For me, it seems clear that Jesus acted with “charismatic authority”, teaching in
parables of what is to come and what is to be, in contrast to the scribes, whose role it
was to act and lead solely through interpretation of Jewish law and who followed a
more legal sense of authority. Based on what heard and seen in the synagogue, the
people of Capernaum took Jesus' teaching as being credible and reason for his name to be spread throughout Galilee and surrounding regions.
What made this sense of authority so “special”? Jesus' primary mode of preaching and teaching was through Parables, a simple story with a deep and powerful meaning. He did not focus on the intricacies of Jewish law which had bee the “way to live” for centuries, which focused on diligence and obedience as a way to attain
salvation. The impact of his teaching addressed a radically “new law” or way of living
which was one of love and forgiveness. His acts were what caught peoples' attention,
but that was not the focus – it was his teaching. Words powerful enough to draw
crowds and with so much impact to start a totally new movement where Jewish Law
was not the focus but love, forgiveness and salvation were the prime forces.
Throughout his life Jesus shared this “authority” with others. After assembling
his 12 disciples, and before he sent them out “two by two”, he gave them authority
over impure spirits (Mark 6 – the commissioning of the 12). Very late in Jesus' ministry, after his Resurrection before leaving his friends for the final time, he once again shares the authority that God bestowed on him with his now 11 disciples and commands them to “go therefore and make disciples of all nations...teaching them to observe all I have commanded you. I am with you always, to the close of the age (excerpts from Matthew 28:16-20).
By virtue of Christ's suffering, crucifixion and resurrection, and living as Christians in community I'd like you to consider that we are also invited to share as active participants in Jesus' authority and teaching. While we might not be able to command unclean spirits, walk on water, or calm the winds, we can all have an amazing positive impact on the world walking a similar path of the disciples over the ages.
The original disciples were given special gifts to help Jesus solidify his ministry.

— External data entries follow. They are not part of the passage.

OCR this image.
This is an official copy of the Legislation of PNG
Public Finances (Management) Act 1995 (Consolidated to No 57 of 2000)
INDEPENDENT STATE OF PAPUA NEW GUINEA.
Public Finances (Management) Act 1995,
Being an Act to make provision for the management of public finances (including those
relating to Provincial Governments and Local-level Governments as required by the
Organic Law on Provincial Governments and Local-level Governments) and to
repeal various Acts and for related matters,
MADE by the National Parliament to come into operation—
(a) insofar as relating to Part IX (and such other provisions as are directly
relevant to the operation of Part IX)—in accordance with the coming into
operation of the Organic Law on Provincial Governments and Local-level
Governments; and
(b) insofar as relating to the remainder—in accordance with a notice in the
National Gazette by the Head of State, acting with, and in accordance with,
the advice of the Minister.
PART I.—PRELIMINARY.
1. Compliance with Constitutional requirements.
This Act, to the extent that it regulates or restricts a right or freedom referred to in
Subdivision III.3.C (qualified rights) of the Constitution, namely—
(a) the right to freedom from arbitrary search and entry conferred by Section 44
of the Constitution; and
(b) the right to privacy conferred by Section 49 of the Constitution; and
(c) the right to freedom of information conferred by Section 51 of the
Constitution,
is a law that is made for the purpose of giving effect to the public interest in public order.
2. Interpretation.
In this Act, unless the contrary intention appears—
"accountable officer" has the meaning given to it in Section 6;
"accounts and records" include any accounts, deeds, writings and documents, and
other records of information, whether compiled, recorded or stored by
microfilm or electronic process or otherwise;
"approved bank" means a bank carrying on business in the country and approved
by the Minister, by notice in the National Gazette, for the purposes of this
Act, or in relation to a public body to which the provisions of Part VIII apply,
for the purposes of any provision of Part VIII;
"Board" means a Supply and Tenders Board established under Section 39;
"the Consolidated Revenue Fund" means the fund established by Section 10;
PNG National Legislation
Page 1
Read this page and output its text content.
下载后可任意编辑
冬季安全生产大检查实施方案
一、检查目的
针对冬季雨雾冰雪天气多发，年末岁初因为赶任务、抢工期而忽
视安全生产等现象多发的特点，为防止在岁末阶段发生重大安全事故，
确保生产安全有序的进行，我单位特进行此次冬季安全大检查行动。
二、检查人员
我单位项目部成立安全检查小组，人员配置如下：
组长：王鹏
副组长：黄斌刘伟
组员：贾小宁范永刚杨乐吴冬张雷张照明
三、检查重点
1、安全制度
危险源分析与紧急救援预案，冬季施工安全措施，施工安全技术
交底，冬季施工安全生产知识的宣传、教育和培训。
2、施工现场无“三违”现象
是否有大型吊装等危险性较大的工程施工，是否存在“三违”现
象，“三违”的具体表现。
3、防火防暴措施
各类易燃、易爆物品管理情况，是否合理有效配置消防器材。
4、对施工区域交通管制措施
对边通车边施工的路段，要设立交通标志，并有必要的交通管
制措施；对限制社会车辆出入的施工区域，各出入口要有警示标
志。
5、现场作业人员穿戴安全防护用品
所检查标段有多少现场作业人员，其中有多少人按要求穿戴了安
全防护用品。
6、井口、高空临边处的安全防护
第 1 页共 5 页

As time passed, other disciples have walked and continue to walk along side of Jesus
Christ though living out Jesus' Great Commandment that you shall love the Lord your God with all your heart, and with all your soul, and with all your mind, and with all your strength.’ The second is this, ‘You shall love your neighbor as yourself. (Mark 12:30 –31). They used their gifts and talents given to them to build up Christ's church to create a community of sharing, love, charity and compassion much like the legacy created by the founders of The Church of the Saviour and what we do as we faithfully move our way through the pandemic and focus on our 4 year Plan of Faith through prayer, community, justice and joy.
My friends, we are called to live into Christ's new teachings and live into them
with the authority that Christ demonstrated through his 33 year ministry and shared
with his disciples and followers. We are reminded every Sunday on how we are asked to model and carry out our lives in love with grace and in service through our
“thoughts, words and deeds” and “not only with our lips, but in our lives.”